The words calm and calmer can even be found within one of his paintings to be featured in an upcoming art show along with Gail Holland.
The healing powers of art have never meant more to Strasbourg-Thompson than they do now. New works by Strasbourg-Thompson and Holland will be showcased during their second regular monthly show Saturday, Oct. 2 and Sunday, Oct. 3 from 10 a.m.-5 p.m. at the St. Joseph’s Art Studio Gallery. Signs will direct visitors to the gallery’s entrance on the side of the building.
The exhibition theme is Art Promotes Wellness, a reflection of Strasbourg-Thompson’s road to recovery.
He had a trying month this summer with a hernia operation on June 8 followed by a stroke June 20 and then the unhealthy heat wave hit the area in the latter part of June.
“I’m lucky, I’m doing well,” Strasbourg-Thompson said. “My job is to start creating a calm life now. Artwork is the best way to do that.”
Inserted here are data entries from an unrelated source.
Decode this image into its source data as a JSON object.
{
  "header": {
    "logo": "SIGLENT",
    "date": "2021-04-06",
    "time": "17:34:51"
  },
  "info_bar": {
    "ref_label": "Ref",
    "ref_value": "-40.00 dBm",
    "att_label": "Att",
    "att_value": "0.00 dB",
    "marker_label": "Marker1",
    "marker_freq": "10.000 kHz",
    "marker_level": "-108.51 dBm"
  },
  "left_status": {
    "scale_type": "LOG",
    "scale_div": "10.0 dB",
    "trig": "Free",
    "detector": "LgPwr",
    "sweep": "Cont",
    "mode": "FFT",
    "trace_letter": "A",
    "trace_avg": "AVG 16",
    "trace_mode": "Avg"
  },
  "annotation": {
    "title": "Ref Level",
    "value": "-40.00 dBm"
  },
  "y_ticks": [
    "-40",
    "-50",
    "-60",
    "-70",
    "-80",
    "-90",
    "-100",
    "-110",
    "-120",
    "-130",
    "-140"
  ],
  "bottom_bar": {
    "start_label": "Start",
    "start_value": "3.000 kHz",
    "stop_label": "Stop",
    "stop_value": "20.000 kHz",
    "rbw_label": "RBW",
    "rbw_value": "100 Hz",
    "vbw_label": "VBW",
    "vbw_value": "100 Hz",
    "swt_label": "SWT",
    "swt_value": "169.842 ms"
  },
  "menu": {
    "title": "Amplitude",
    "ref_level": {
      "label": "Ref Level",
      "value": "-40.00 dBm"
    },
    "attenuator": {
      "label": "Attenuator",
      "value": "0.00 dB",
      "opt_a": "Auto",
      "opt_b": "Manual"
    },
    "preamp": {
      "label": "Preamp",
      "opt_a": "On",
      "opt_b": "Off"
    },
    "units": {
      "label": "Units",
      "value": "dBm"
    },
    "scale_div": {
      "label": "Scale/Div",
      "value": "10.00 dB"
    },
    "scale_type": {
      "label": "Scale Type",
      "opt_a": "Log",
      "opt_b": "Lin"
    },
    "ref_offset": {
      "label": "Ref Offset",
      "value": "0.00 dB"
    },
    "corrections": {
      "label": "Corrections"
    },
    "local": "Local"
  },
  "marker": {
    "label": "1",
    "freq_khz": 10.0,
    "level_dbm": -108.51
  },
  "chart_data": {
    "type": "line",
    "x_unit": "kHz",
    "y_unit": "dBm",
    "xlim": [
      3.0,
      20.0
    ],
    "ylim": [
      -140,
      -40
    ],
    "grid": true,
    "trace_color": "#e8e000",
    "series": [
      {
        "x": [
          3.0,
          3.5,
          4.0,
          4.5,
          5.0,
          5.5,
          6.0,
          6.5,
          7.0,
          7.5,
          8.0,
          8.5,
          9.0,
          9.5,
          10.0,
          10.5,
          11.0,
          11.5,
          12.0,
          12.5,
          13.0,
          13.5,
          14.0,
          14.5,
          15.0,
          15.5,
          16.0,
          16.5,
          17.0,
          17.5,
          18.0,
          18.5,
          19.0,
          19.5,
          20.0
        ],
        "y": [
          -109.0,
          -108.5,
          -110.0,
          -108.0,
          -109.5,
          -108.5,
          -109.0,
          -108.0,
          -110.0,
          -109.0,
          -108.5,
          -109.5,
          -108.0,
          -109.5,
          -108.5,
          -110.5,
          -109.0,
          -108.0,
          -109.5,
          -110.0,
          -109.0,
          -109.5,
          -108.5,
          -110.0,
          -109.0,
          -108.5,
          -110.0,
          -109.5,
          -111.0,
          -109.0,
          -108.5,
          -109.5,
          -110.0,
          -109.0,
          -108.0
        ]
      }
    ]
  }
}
“You haven’t missed a beat there,” Holland praised of her show partner.
Strasbourg-Thompson is one of the original artists at the St. Joseph’s site while Holland came on board later.
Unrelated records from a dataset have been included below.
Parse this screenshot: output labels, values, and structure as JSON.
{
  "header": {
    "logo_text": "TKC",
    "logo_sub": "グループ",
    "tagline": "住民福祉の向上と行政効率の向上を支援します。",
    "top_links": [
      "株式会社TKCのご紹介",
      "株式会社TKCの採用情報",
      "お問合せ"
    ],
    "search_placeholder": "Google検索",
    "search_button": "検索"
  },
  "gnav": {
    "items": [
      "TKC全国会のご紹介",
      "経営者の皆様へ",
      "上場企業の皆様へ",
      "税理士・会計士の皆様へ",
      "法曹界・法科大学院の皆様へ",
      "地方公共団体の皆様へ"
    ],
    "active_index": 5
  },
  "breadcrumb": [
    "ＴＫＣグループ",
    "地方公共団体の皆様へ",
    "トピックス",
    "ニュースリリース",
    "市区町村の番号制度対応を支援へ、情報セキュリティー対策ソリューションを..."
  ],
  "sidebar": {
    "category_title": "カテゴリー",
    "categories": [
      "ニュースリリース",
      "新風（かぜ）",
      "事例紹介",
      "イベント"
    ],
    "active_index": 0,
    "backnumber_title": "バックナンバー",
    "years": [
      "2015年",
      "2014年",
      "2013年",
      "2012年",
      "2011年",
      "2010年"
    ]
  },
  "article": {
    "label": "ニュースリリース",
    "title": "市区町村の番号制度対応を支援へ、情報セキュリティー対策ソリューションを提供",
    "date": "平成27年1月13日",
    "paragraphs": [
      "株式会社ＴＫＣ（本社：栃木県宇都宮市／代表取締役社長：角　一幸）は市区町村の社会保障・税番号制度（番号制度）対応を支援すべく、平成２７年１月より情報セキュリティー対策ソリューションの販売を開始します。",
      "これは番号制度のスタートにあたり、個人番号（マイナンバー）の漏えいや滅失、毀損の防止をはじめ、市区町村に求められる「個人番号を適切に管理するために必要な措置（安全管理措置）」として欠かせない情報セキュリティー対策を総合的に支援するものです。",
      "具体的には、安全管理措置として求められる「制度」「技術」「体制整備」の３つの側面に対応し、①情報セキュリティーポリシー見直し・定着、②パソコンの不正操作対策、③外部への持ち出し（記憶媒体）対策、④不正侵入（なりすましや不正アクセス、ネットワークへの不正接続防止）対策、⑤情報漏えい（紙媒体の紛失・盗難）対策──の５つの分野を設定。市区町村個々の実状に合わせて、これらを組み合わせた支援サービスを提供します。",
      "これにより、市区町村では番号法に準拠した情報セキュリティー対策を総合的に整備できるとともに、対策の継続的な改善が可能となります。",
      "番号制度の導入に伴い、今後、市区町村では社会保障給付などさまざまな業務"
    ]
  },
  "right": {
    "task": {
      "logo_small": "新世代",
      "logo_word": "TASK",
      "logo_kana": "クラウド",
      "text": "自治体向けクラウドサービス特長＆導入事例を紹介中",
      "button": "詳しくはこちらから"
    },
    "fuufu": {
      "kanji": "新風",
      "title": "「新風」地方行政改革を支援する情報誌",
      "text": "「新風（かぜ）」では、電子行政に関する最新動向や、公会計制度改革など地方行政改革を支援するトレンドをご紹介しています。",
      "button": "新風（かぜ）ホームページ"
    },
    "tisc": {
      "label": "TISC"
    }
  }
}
“I just started sharing the studio with Barry in January,” she said. “I’ve known Barry for a few years. I was taking classes with him.”
The pair held an inaugural show in September and will continue with additional shows in November and December during the first weekend of each month. It’s also just been announced the artists will remain on the premises until at least the end of June next year while the Cowichan Valley Intentional Recovery Community Society that purchased the building continues to work through the removal of all conditions.
They have some time, but are still putting out feelers for future premises to do their art.
“If anyone knows of a building for our group to move to, we’re putting the word out to everybody,” noted Strasbourg-Thompson.
In the meantime, the shows must go on. Both Strasbourg-Thompson and Holland are looking forward to this one.
The exhibition series includes examples of artworks created in a way that takes the artist and the viewer into a deep sense of promoting wellness within, explained Strasbourg-Thompson.
“An art practice is a meditative activity that creates an environment of ‘no time’, otherwise known as being in the zone,” he added.
Writers and athletes or anyone who allows themselves into their most passionate activity know all about the concept of timeless space of the zone or ‘no time’.
“This ‘no time’ space is experienced as a profound sense of wellness,” Strasbourg-Thompson indicated. “The more we spend in ‘no time’, the more we provide a safe space for wellness to occur and grow.”
Holland will have a wide range of art in the exhibit, including two pieces inspired from the St. Joseph’s property itself and surrounding area.
One is the famous Hermit’s Trail.
“It is such a magical little spot,” said Holland. “It’s somehow comforting. It’s like a visit with an old friend.”
The second one, she added, “is at the back of St. Joseph’s. The building is a transplant of a building I liked on Salt Spring.”
Seeing all of Holland’s and Strasbourg-Thompson’s work is believing.
Art students can also find their own sense of wellness from Strasbourg-Thompson’s expert fine art classes, available at St. Joseph’s for all levels from beginner to experienced. The next class is Saturday, Oct. 9 from 1-4 p.m. and there are four classes per month for $100.